Brad Silberling, regista non a caso di Casper e Lemony Snicket, ha infatti creato un universo parallelo che pare uscito da un'animazione di Hanna & Barbera, con dinosauri, aragoste giganti, scimmie parlanti e strani uomini lucertola che ambiscono a conquistare tutti i livelli dello spazio e del tempo. Nei panni dello scienziato viaggiatore del tempo c'è uno spaesato Will Ferrell, che pecca parzialmente nella sua incapacità di buttare tutto nella farsa cercando di passare per quello che si prende sul serio. Silberling avrebbe potuto premere maggiormente sul pedale del comico demenziale, forse il film avrebbe avuto una marcia in più, ma forse il pregio di questo film è proprio nella sua dose di "stramberia".

I tre protagonisti, accompagnati da un uomo scimmia, ovvia citazione di kubrickiana memoria (con tanto di Also sprach zarathustra per chi non l'avesse colta), vengono proiettati in un vortice di situazioni deliranti che potrebbero ricordare i fantasiosi romanzi di Joe Lansdale, virati in chiave comica. Il materiale narrativo è plasmabile a piacimento del regista, visto che in un universo parallelo di questo genere è l'unico demiurgo che può dettare legge. Appare piacevole lasciarsi trascinare in una serie di collegamenti apparentemente sconclusionati e deliranti, proprio come in un cartone animato. Gli effetti speciali sono realizzati con cura, certo dopo Jurassic Park forse si può dare vita a un T-rex anche con un Vic20 e alcuni momenti sono esilaranti (anche se a singhiozzo).

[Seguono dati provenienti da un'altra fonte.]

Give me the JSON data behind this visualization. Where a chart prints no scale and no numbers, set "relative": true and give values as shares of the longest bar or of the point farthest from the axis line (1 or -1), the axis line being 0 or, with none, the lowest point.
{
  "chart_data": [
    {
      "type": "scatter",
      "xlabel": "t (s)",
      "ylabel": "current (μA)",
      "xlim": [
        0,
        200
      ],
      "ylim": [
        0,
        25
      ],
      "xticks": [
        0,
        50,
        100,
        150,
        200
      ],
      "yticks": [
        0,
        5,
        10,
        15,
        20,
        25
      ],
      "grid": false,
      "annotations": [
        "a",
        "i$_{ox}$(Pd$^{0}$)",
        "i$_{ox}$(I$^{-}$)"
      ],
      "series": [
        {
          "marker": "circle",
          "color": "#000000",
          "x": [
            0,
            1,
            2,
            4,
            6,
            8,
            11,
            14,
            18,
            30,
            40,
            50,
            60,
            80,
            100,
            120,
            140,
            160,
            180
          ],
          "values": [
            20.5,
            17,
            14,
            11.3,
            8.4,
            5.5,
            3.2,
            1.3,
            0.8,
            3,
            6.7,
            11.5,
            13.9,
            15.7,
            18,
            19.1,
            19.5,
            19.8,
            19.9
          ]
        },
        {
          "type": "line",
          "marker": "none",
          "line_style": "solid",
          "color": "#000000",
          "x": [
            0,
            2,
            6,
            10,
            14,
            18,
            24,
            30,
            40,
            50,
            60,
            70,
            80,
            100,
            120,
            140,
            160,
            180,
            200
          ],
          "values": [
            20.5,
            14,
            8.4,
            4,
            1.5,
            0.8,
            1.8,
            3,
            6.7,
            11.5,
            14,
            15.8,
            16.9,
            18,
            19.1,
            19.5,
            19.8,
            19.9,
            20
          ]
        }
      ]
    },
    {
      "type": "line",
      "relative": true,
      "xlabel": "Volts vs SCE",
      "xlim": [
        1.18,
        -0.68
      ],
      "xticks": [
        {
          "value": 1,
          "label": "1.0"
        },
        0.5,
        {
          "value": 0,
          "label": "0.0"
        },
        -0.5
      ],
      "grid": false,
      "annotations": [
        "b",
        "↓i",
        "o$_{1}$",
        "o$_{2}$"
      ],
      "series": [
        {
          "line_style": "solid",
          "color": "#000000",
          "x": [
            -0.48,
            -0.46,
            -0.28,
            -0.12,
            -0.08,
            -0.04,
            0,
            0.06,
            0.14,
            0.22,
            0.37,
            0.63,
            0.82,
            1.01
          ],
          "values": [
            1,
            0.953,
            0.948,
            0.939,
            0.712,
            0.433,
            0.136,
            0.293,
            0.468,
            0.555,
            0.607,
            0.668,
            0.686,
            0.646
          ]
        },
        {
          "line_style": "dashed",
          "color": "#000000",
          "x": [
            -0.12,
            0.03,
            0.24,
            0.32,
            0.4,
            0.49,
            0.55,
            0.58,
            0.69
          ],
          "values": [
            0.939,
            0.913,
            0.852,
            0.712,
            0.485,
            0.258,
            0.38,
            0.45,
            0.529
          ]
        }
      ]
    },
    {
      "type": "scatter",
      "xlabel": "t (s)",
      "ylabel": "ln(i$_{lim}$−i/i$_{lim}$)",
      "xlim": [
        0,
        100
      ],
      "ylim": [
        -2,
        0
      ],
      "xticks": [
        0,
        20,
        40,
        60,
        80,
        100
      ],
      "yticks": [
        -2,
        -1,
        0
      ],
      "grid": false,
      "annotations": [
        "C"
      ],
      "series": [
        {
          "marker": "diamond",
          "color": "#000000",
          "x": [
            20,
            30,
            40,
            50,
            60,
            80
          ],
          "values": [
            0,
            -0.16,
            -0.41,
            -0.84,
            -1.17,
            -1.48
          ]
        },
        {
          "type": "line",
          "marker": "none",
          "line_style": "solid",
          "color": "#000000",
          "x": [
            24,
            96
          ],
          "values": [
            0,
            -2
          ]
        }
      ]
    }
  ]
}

Non aspettatevi certo un capolavoro, ma un film che potrebbe seguire la scia di La Mummia, Una notte al Museo e altri divertenti action movie adatti anche a un pubblico più giovane, ma che non disdegnano di strizzare l'occhio ai loro accompagnatori più grandicelli. Insomma, ci si diverte in modo alternativo ai soliti Boldi & De Sica, ma non cercate molto di più.